Phone sleeve now brings satellite connectivity to the iPhoneBy Ryan Noik 12 November 2013 | Categories: news
For those venturing out into the untamed and uncharted great outdoors, satellite phones make the ideal companion in the event of an emergency. The problem is they are typically highly expensive and often quite unwieldy. Now though a mobile satellite services company has introduced another alternative to the local market, in the form of Thuraya SatSleeve, which brings satellite connectivity to the far more common iPhone.
The SatSleeve, which is apparently only slightly larger than the iPhone, provides users with the ability to turn their iPhone into a satellite smartphone that allows them to have reliable connectivity beyond the coverage of traditional terrestrial networks. This makes it ideal if you are planning a trip to a rural corner of Africa, or for that matter, venturing into the Amazon.
No such place as too far away
According to Thuraya Telecommunications Company, the SatSleeve represents “a significant breakthrough and game changer in the mobile satellite industry.” The company enthused that the offering is the world’s first product to offer easy integration of a smartphone with satellite connectivity, delivered over Thuraya’s satellite network.
“The launch of Thuraya’s SatSleeve represents a major innovation in the satellite industry,” commented Thuraya’s vice president of Market Development, T. Sanford Jewett.
Jewett added that the product dramatically improves access to satellite telephony for travelers and remote workers alike, continuing that iPhone users now have a versatile and affordable means of calling, texting and connecting apps via satellite from the world’s most remote locations.
But wait, there’s more
The company also introduced its Thuraya IP+, which it asserted is the “fastest and lightest mobile satellite broadband terminal available in the market.” The product apparently boasts “extremely fast” IP speeds, ensuring quick and reliable access to broadband data services over Thuraya’s satellite network.

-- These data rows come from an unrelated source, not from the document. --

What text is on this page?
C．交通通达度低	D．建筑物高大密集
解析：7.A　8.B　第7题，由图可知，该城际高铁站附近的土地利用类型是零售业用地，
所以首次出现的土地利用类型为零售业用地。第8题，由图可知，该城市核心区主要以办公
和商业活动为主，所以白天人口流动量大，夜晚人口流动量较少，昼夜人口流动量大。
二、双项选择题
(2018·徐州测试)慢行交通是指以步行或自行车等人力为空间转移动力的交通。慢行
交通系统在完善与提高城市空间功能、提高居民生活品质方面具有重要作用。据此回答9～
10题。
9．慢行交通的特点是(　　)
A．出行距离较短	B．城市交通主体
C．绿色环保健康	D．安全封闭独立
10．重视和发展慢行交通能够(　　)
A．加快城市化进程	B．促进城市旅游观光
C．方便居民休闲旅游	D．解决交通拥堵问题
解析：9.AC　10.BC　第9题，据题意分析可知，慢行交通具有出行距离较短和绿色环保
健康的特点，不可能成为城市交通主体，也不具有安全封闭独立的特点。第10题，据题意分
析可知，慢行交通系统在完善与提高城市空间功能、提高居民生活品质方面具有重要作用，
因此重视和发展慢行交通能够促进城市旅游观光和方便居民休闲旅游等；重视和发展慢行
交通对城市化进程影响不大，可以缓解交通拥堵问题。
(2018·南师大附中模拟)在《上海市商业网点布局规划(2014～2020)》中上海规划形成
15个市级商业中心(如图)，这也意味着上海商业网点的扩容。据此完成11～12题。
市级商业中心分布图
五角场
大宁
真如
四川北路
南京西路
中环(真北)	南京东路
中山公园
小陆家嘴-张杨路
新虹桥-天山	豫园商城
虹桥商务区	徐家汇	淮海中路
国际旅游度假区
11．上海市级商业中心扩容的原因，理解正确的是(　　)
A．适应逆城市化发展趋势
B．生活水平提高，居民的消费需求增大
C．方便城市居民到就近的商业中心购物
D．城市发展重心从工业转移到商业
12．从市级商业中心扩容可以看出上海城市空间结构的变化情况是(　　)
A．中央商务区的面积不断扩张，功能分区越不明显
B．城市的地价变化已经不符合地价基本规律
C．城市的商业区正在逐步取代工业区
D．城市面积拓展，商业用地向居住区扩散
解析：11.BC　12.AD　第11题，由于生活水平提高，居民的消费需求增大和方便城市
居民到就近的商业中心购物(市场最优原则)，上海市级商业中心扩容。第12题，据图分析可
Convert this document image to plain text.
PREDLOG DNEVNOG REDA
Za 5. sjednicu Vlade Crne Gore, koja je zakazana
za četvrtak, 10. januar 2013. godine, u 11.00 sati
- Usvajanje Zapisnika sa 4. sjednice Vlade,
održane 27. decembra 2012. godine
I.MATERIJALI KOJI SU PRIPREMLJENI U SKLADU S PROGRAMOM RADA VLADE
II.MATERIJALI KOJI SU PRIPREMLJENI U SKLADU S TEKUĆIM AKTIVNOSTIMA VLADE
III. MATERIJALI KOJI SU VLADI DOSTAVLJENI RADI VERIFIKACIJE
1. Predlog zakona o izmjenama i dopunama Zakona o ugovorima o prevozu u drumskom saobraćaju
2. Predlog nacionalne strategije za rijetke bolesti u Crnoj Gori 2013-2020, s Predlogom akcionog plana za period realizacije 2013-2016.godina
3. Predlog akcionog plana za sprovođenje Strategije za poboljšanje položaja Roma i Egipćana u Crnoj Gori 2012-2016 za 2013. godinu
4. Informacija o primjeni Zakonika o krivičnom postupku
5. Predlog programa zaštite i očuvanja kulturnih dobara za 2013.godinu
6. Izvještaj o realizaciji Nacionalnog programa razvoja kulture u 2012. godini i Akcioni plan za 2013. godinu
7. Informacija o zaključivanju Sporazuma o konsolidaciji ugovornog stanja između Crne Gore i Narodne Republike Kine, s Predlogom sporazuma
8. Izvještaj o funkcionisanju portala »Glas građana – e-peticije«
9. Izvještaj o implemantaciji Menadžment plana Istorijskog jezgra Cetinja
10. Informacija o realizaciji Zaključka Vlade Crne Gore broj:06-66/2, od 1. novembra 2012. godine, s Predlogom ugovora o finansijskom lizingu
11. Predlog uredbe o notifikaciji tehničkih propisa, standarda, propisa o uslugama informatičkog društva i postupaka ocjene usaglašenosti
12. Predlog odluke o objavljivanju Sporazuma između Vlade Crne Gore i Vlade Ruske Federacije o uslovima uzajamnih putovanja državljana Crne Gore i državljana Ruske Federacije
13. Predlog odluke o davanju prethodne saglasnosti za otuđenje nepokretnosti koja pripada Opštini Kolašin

Furthermore, the broadband terminal can cater to a range of uses, the likes of live high quality video broadcasting, web browsing, email, social media, data transfer and VoIP as well as access to corporate networks from remote locations.
Weighing in at 1.4 kg, the Thuraya IP+ is particularly aimed at various mission-critical operations such as news-gathering, telemedicine and disaster response. At this time, prices for both products have not yet been revealed.